Aidan Smith, The Scotsman, 10th November 2013In the latest series of Fresh Meat, Kingsley (Joe Thomas) says that whole weird thing, him and Josie, is "over like Dover". Actually, Josie has transferred to Southampton, but she's still a permanent presence in the Manchester student house via Skype on an iPad. And later they go down there, for a traffic light party.
There's seamen aplenty too - without the "a", I'm afraid. "I've got a sex engine and it runs on cum," says red-trousered JP (Jack Whitehall), all in a froth about the new batch of hotties. Since starting his TV acting career in Fresh Meat, he has pretty much become Mr Right Now. Quite rightly - he's hilarious.
It's sticky and smelly, spunky and puerile. There's not much in the way of story, so it has no right to work over an hour. But it does, somehow. Well, I do know how: by being very funny about the funniest - and most tragic - time (it also rings a bit true, amazingly). I think I can actually feel what a good time Jesse Armstrong and Sam Bain had creating it. I know I'm having a good time watching.

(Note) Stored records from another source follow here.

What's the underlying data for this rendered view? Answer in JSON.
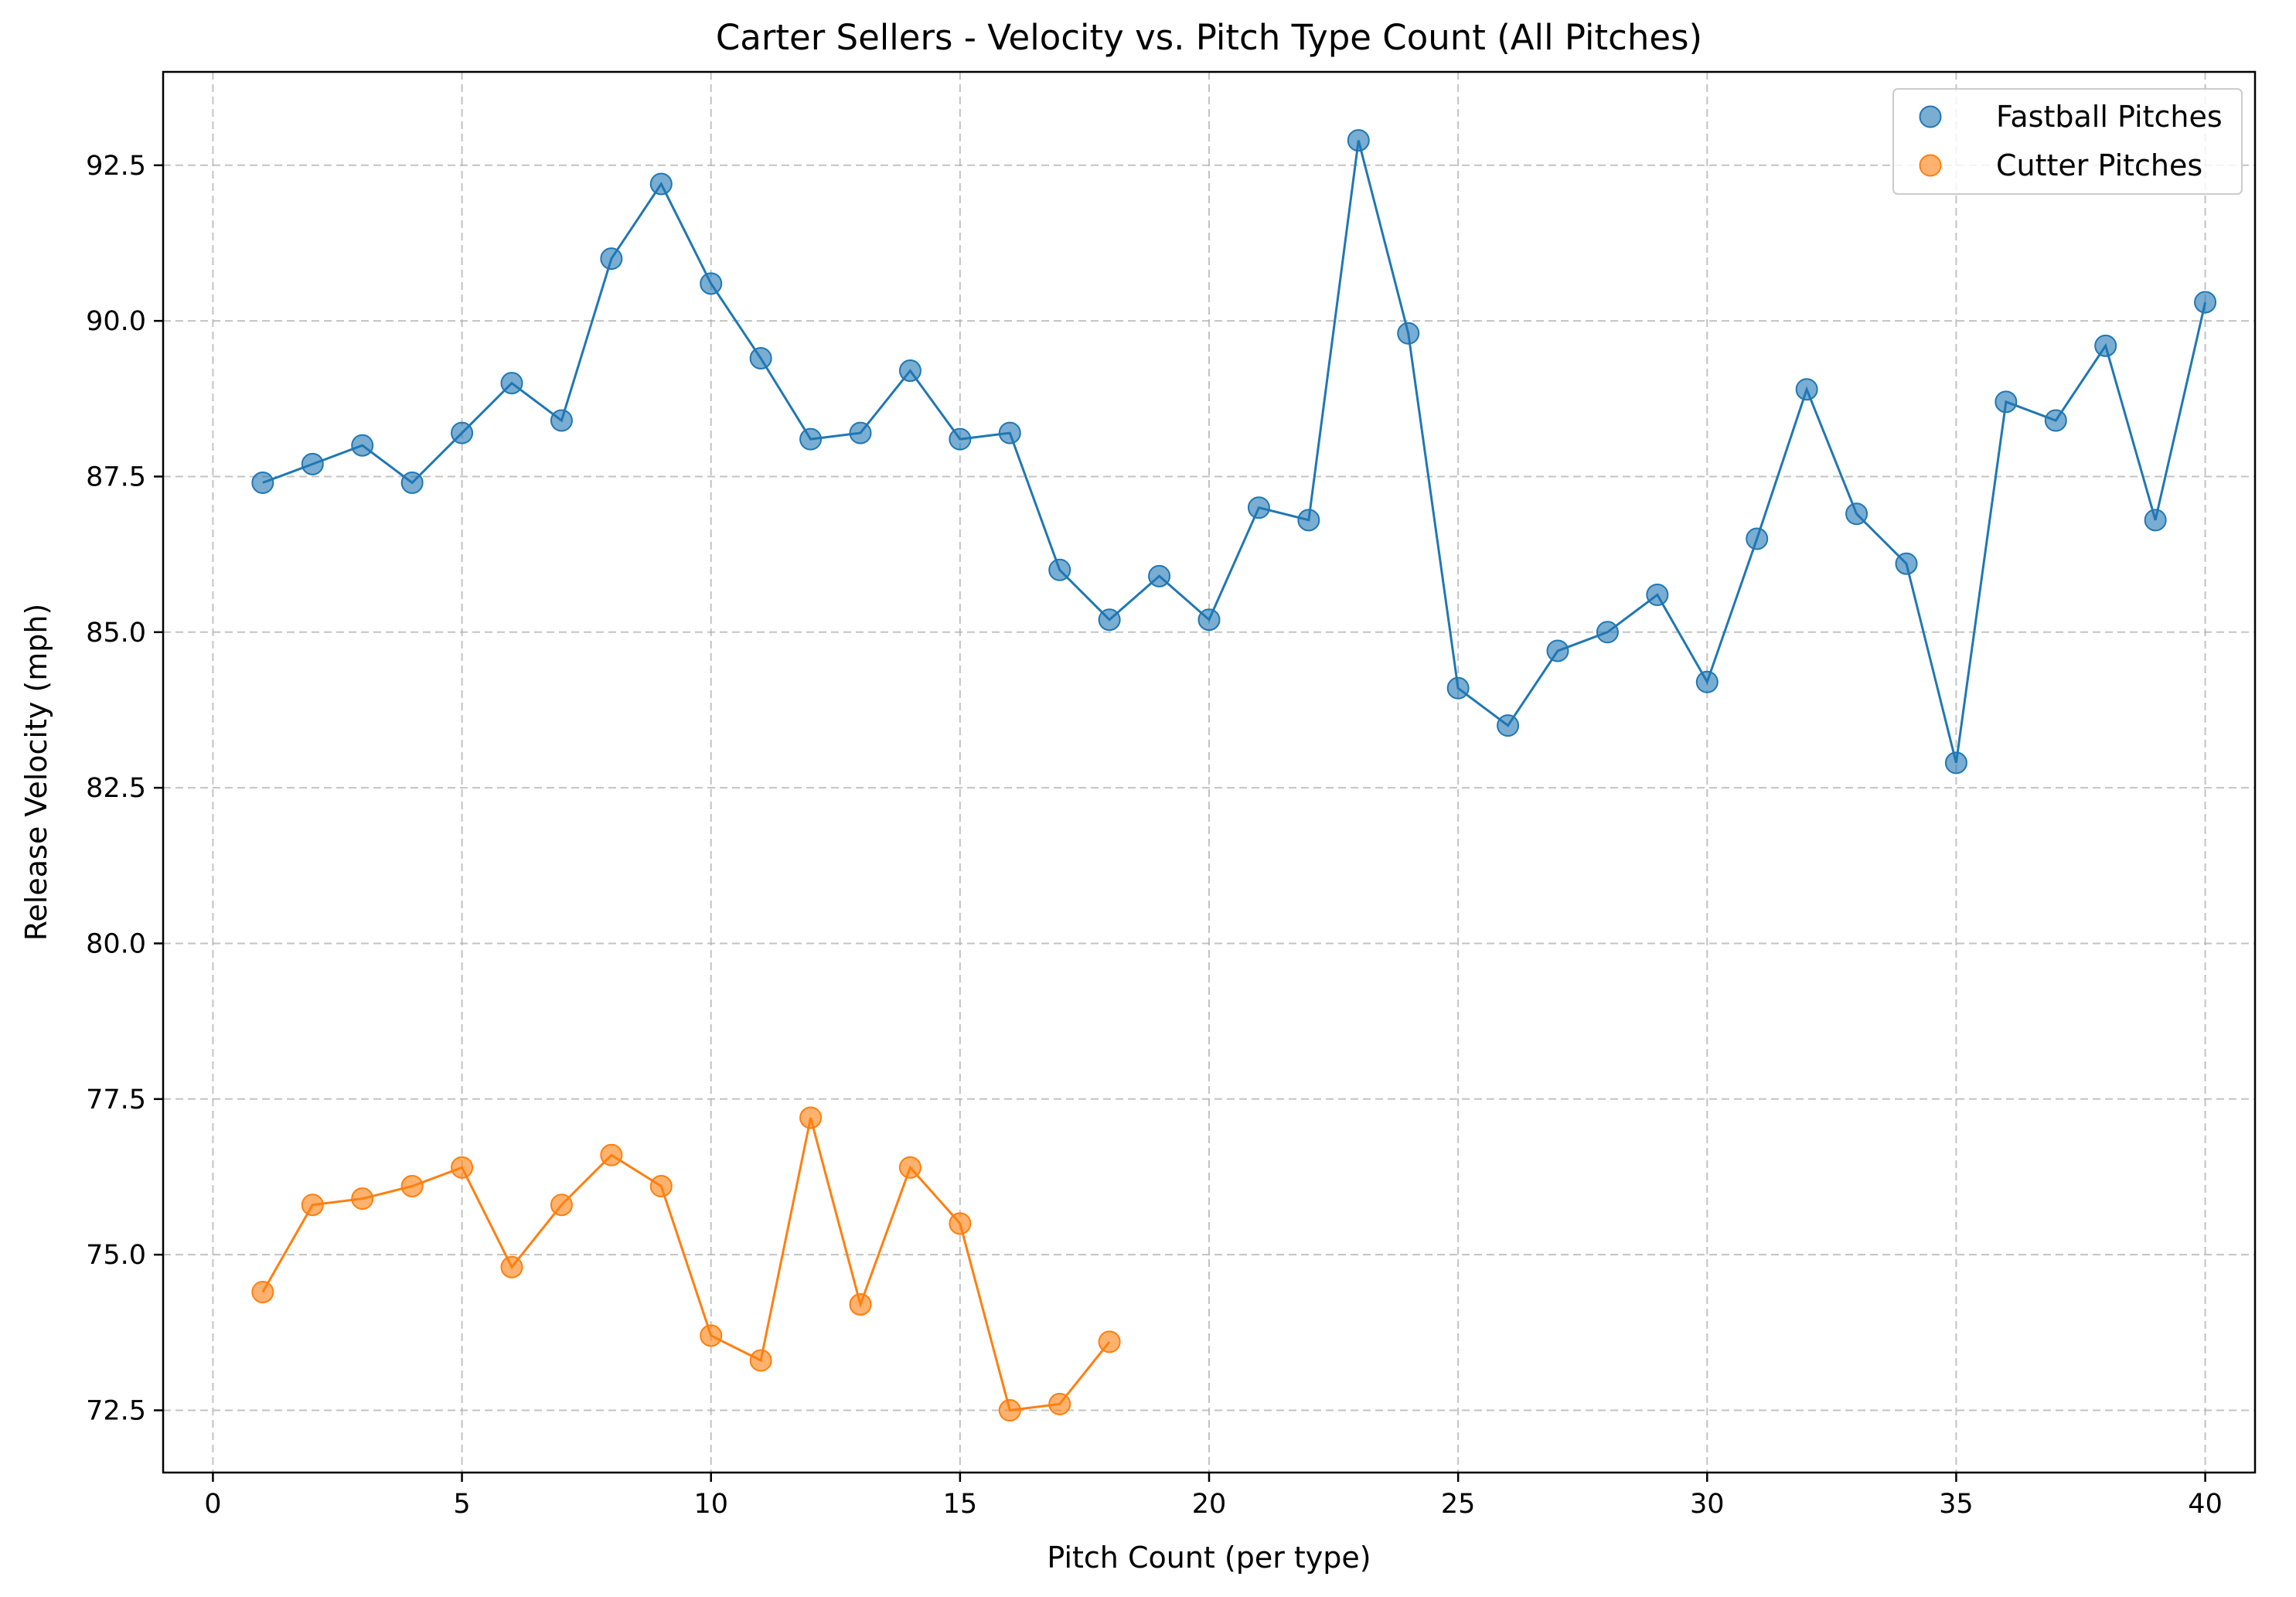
{
  "chart_data": {
    "type": "line",
    "title": "Carter Sellers - Velocity vs. Pitch Type Count (All Pitches)",
    "xlabel": "Pitch Count (per type)",
    "ylabel": "Release Velocity (mph)",
    "xlim": [
      -1,
      41
    ],
    "ylim": [
      71.5,
      94
    ],
    "xticks": [
      0,
      5,
      10,
      15,
      20,
      25,
      30,
      35,
      40
    ],
    "xtick_labels": [
      "0",
      "5",
      "10",
      "15",
      "20",
      "25",
      "30",
      "35",
      "40"
    ],
    "yticks": [
      72.5,
      75.0,
      77.5,
      80.0,
      82.5,
      85.0,
      87.5,
      90.0,
      92.5
    ],
    "ytick_labels": [
      "72.5",
      "75.0",
      "77.5",
      "80.0",
      "82.5",
      "85.0",
      "87.5",
      "90.0",
      "92.5"
    ],
    "grid": true,
    "legend_position": "top-right",
    "series": [
      {
        "name": "Fastball Pitches",
        "color": "#1f77b4",
        "x": [
          1,
          2,
          3,
          4,
          5,
          6,
          7,
          8,
          9,
          10,
          11,
          12,
          13,
          14,
          15,
          16,
          17,
          18,
          19,
          20,
          21,
          22,
          23,
          24,
          25,
          26,
          27,
          28,
          29,
          30,
          31,
          32,
          33,
          34,
          35,
          36,
          37,
          38,
          39,
          40
        ],
        "y": [
          87.4,
          87.7,
          88.0,
          87.4,
          88.2,
          89.0,
          88.4,
          91.0,
          92.2,
          90.6,
          89.4,
          88.1,
          88.2,
          89.2,
          88.1,
          88.2,
          86.0,
          85.2,
          85.9,
          85.2,
          87.0,
          86.8,
          92.9,
          89.8,
          84.1,
          83.5,
          84.7,
          85.0,
          85.6,
          84.2,
          86.5,
          88.9,
          86.9,
          86.1,
          82.9,
          88.7,
          88.4,
          89.6,
          86.8,
          90.3
        ]
      },
      {
        "name": "Cutter Pitches",
        "color": "#ff7f0e",
        "x": [
          1,
          2,
          3,
          4,
          5,
          6,
          7,
          8,
          9,
          10,
          11,
          12,
          13,
          14,
          15,
          16,
          17,
          18
        ],
        "y": [
          74.4,
          75.8,
          75.9,
          76.1,
          76.4,
          74.8,
          75.8,
          76.6,
          76.1,
          73.7,
          73.3,
          77.2,
          74.2,
          76.4,
          75.5,
          72.5,
          72.6,
          73.6
        ]
      }
    ]
  }
}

Sam Wollaston, The Guardian, 5th November 2013It's series three of Jesse Armstrong and Sam Bain's comedy, and its student sextet are now reaping the benefits of becoming worldly-wise second-years. For sex-starved posho JP and "pig man of Arbroath" Howard, this means taking over the dry-slope skiing society and inviting female freshers over to an ultimately disastrous hot-tub party. Meanwhile, Oregon and Vod return from backpacking in Mexico, the latter with a boyfriend in tow, and Josie starts afresh in Southampton. But can she resist the lure of Kingsley?